0

I have several html files with same <section> but different content.

I would like to know if it is possible for me to remove these sections in multiple files using the sublime text

Exemple:

<section class="all-classes" id="section1">
     content 
</section>
<section class="all-classes" id="section2-do-not-remove-section">
     content 
</section>
<section class="all-classes" id="section3">
     content 
</section>
<section class="all-classes" id="section4">
     content 
</section>

in this example I would like to remove sections 1, 3 and 4 and keep section 2

hlguiw
  • 39
  • 5
  • You want to delete all sections where the format of the id is `section#` where `#` is 1,2,3,4,5,6,7,8,9,10,11,... ? – Niel Godfrey Pablo Ponciano Sep 03 '21 at 04:02
  • @Ouroborus From [What topics can I ask about here?](https://stackoverflow.com/help/on-topic) in the [help], software questions are allowed if they cover *"[...] software tools commonly used by programmers".* Sublime Text, like Vim, Emacs, VSCode, etc., is a programming editor, and there are [tens of thousands of questions](https://stackoverflow.com/questions/tagged/vim+or+vi+or+emacs+or+visual-studio-code) about them on this site that are perfectly on-topic. Also, this is a programming question because the answer is to use an HTML parser. – MattDMo Sep 03 '21 at 11:31
  • This is actually a job for an HTML parser, not regex. See [this](https://stackoverflow.com/questions/1732348/regex-match-open-tags-except-xhtml-self-contained-tags) for a good laugh, but also for some good answers explaining why regex is not the tool for this job. [`BeautifulSoup4`](https://www.crummy.com/software/BeautifulSoup/bs4/doc/) or [`lxml`](https://lxml.de) are the tools of choice for Python, I don't know about other languages. – MattDMo Sep 03 '21 at 11:34

1 Answers1

0

As mentioned by MattDMo in the comments, an HTML parser would be your best option for this job.

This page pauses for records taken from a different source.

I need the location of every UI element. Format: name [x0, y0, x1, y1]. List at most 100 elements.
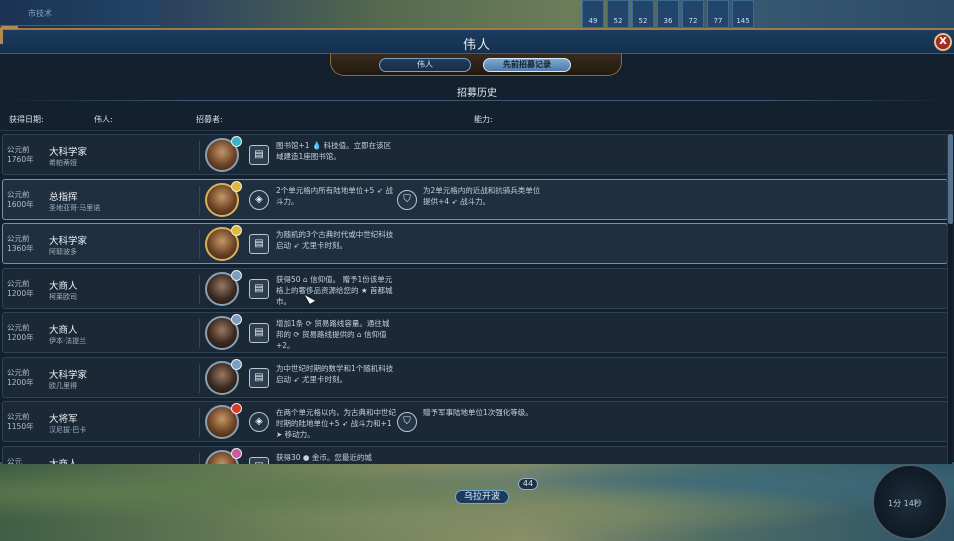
column-header-person: 伟人:: [94, 115, 113, 124]
civ-badge-icon: [231, 403, 242, 414]
great-people-panel: 伟人 X 伟人 先前招募记录 招募历史 获得日期: 伟人: 招募者: 能力: 公…: [0, 26, 954, 464]
ability-text: 为随机的3个古典时代或中世纪科技启动 ➶ 尤里卡时刻。: [276, 230, 394, 250]
great-person-type: 大科学家: [49, 147, 88, 158]
tab-bar: 伟人 先前招募记录: [330, 54, 622, 76]
table-row[interactable]: 公元 大商人 ▤ 获得30 ● 金币。您最近的城: [2, 446, 948, 464]
divider: [199, 453, 200, 464]
great-person-type: 大科学家: [49, 236, 88, 247]
great-person-type: 大将军: [49, 414, 78, 425]
city-stat-strip: 49 52 52 36 72 77 145: [582, 0, 754, 30]
close-button[interactable]: X: [934, 33, 952, 51]
column-header-ability: 能力:: [474, 115, 493, 124]
ability-text-secondary: 赠予军事陆地单位1次强化等级。: [423, 408, 533, 417]
scroll-icon: ▤: [249, 279, 269, 299]
divider: [199, 141, 200, 170]
city-stat: 36: [657, 0, 679, 28]
city-banner[interactable]: 乌拉开波: [455, 490, 510, 504]
civ-badge-icon: [231, 314, 242, 325]
divider: [199, 186, 200, 215]
table-row[interactable]: 公元前1200年 大商人 柯莱欧司 ▤ 获得50 ⌂ 信仰值。 赠予1份该单元格上的奢侈…: [2, 268, 948, 309]
recruit-date: 公元前1760年: [7, 145, 34, 164]
ability-text: 2个单元格内所有陆地单位+5 ➶ 战斗力。: [276, 186, 393, 206]
divider: [199, 319, 200, 348]
ability-text: 为中世纪时期的数学和1个随机科技启动 ➶ 尤里卡时刻。: [276, 364, 394, 384]
great-person-name: 希帕蒂娅: [49, 159, 77, 167]
table-row[interactable]: 公元前1150年 大将军 汉尼拔·巴卡 ◈ 在两个单元格以内，为古典和中世纪时期的陆地单…: [2, 401, 948, 442]
ability-text: 在两个单元格以内，为古典和中世纪时期的陆地单位+5 ➶ 战斗力和+1 ➤ 移动力…: [276, 408, 396, 439]
table-row[interactable]: 公元前1600年 总指挥 圣地亚哥·马里诺 ◈ 2个单元格内所有陆地单位+5 ➶ 战斗力…: [2, 179, 948, 220]
great-person-type: 大商人: [49, 281, 78, 292]
scroll-thumb[interactable]: [948, 134, 953, 224]
shield-icon: ⛉: [397, 412, 417, 432]
great-person-name: 欧几里得: [49, 382, 77, 390]
city-stat: 72: [682, 0, 704, 28]
scrollbar[interactable]: [947, 134, 953, 464]
panel-title: 伟人: [462, 38, 491, 53]
scroll-icon: ▤: [249, 368, 269, 388]
table-row[interactable]: 公元前1760年 大科学家 希帕蒂娅 ▤ 图书馆+1 💧 科技值。立即在该区域建造1座图…: [2, 134, 948, 175]
minimap[interactable]: 1分 14秒: [872, 464, 948, 540]
panel-title-bar: 伟人 X: [0, 26, 954, 54]
great-person-name: 伊本·法提兰: [49, 337, 87, 345]
scroll-icon: ▤: [249, 145, 269, 165]
table-row[interactable]: 公元前1360年 大科学家 阿耶波多 ▤ 为随机的3个古典时代或中世纪科技启动 ➶ 尤里…: [2, 223, 948, 264]
divider: [0, 130, 954, 131]
recruit-date: 公元前1200年: [7, 368, 34, 387]
civ-badge-icon: [231, 448, 242, 459]
city-stat: 49: [582, 0, 604, 28]
civ-badge-icon: [231, 136, 242, 147]
divider: [199, 408, 200, 437]
great-person-type: 大商人: [49, 325, 78, 336]
divider: [0, 100, 954, 101]
divider: [199, 230, 200, 259]
divider: [199, 275, 200, 304]
ability-text: 图书馆+1 💧 科技值。立即在该区域建造1座图书馆。: [276, 141, 392, 161]
city-stat: 145: [732, 0, 754, 28]
great-person-name: 圣地亚哥·马里诺: [49, 204, 101, 212]
city-stat: 52: [607, 0, 629, 28]
recruit-date: 公元前1150年: [7, 412, 34, 431]
civ-badge-icon: [231, 270, 242, 281]
recruit-date: 公元: [7, 457, 22, 464]
scroll-icon: ▤: [249, 457, 269, 464]
recruit-date: 公元前1600年: [7, 190, 34, 209]
great-person-name: 柯莱欧司: [49, 293, 77, 301]
civ-badge-icon: [231, 181, 242, 192]
city-name: 乌拉开波: [464, 492, 501, 502]
civ-badge-icon: [231, 225, 242, 236]
compass-icon: ◈: [249, 190, 269, 210]
turn-timer: 1分 14秒: [888, 499, 922, 508]
civ-badge-icon: [231, 359, 242, 370]
city-stat: 52: [632, 0, 654, 28]
great-person-type: 总指挥: [49, 192, 78, 203]
scroll-icon: ▤: [249, 323, 269, 343]
city-population: 44: [518, 478, 538, 490]
tab-previous-recruits[interactable]: 先前招募记录: [483, 58, 571, 72]
city-stat: 77: [707, 0, 729, 28]
recruit-date: 公元前1360年: [7, 234, 34, 253]
ability-text: 获得50 ⌂ 信仰值。 赠予1份该单元格上的奢侈品资源给您的 ★ 首都城市。: [276, 275, 393, 306]
column-header-recruiter: 招募者:: [196, 115, 223, 124]
shield-icon: ⛉: [397, 190, 417, 210]
great-person-type: 大科学家: [49, 370, 88, 381]
recruit-date: 公元前1200年: [7, 323, 34, 342]
great-person-name: 阿耶波多: [49, 248, 77, 256]
game-map-bottom[interactable]: 44 乌拉开波 1分 14秒: [0, 462, 954, 541]
game-world-top: 市技术 49 52 52 36 72 77 145: [0, 0, 954, 30]
recruit-history-list[interactable]: 公元前1760年 大科学家 希帕蒂娅 ▤ 图书馆+1 💧 科技值。立即在该区域建造1座图…: [2, 134, 948, 464]
top-hint: 市技术: [0, 0, 160, 26]
section-title: 招募历史: [457, 88, 497, 99]
compass-icon: ◈: [249, 412, 269, 432]
scroll-icon: ▤: [249, 234, 269, 254]
great-person-name: 汉尼拔·巴卡: [49, 426, 87, 434]
column-header-date: 获得日期:: [9, 115, 44, 124]
table-row[interactable]: 公元前1200年 大商人 伊本·法提兰 ▤ 增加1条 ⟳ 贸易路线容量。通往城邦的 ⟳ …: [2, 312, 948, 353]
ability-text: 增加1条 ⟳ 贸易路线容量。通往城邦的 ⟳ 贸易路线提供的 ⌂ 信仰值+2。: [276, 319, 390, 350]
ability-text-secondary: 为2单元格内的近战和抗骑兵类单位提供+4 ➶ 战斗力。: [423, 186, 541, 206]
tab-great-people[interactable]: 伟人: [379, 58, 471, 72]
table-row[interactable]: 公元前1200年 大科学家 欧几里得 ▤ 为中世纪时期的数学和1个随机科技启动 ➶ 尤里…: [2, 357, 948, 398]
recruit-date: 公元前1200年: [7, 279, 34, 298]
ability-text: 获得30 ● 金币。您最近的城: [276, 453, 372, 462]
great-person-type: 大商人: [49, 456, 78, 464]
divider: [199, 364, 200, 393]
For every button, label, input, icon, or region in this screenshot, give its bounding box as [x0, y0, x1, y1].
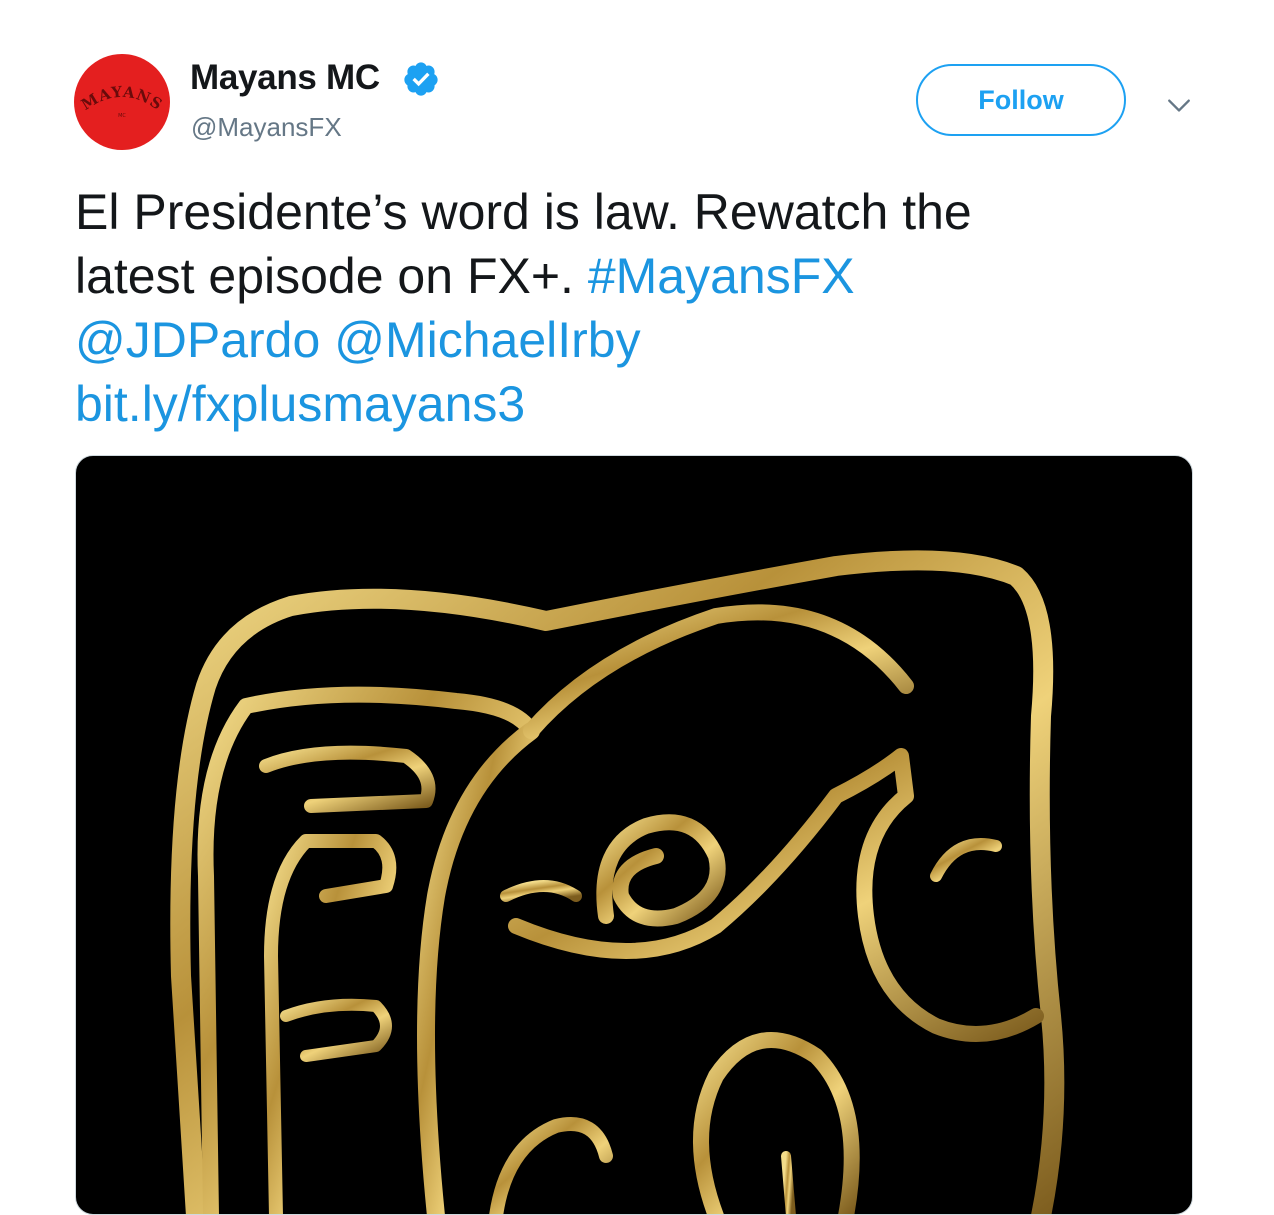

For simple cases where you just need a quick find+replace, you may use this RegEx:

<section.*id="section[\d]*"[\s\S]*?<\/section>

See it in action here.

Where:

  • <section.* - Catch text that starts with the tag section e.g. <section class="all-classes"
  • id="section[\d]*" - Catch the ids where the name is section followed by a number e.g. id="section32"
  • [\s\S]*? - Catch all characters (whitespaces or not) in a non-greedy way. This is to prevent spanning across multiple sections.
  • <\/section> - Catch the closing tag </section>. Since this was captured in a non-greedy way, this will always be the closest </section> tag.

WARNING: If you have nested sections (a section within a section), this will not work. You have to use an HTML parser for that.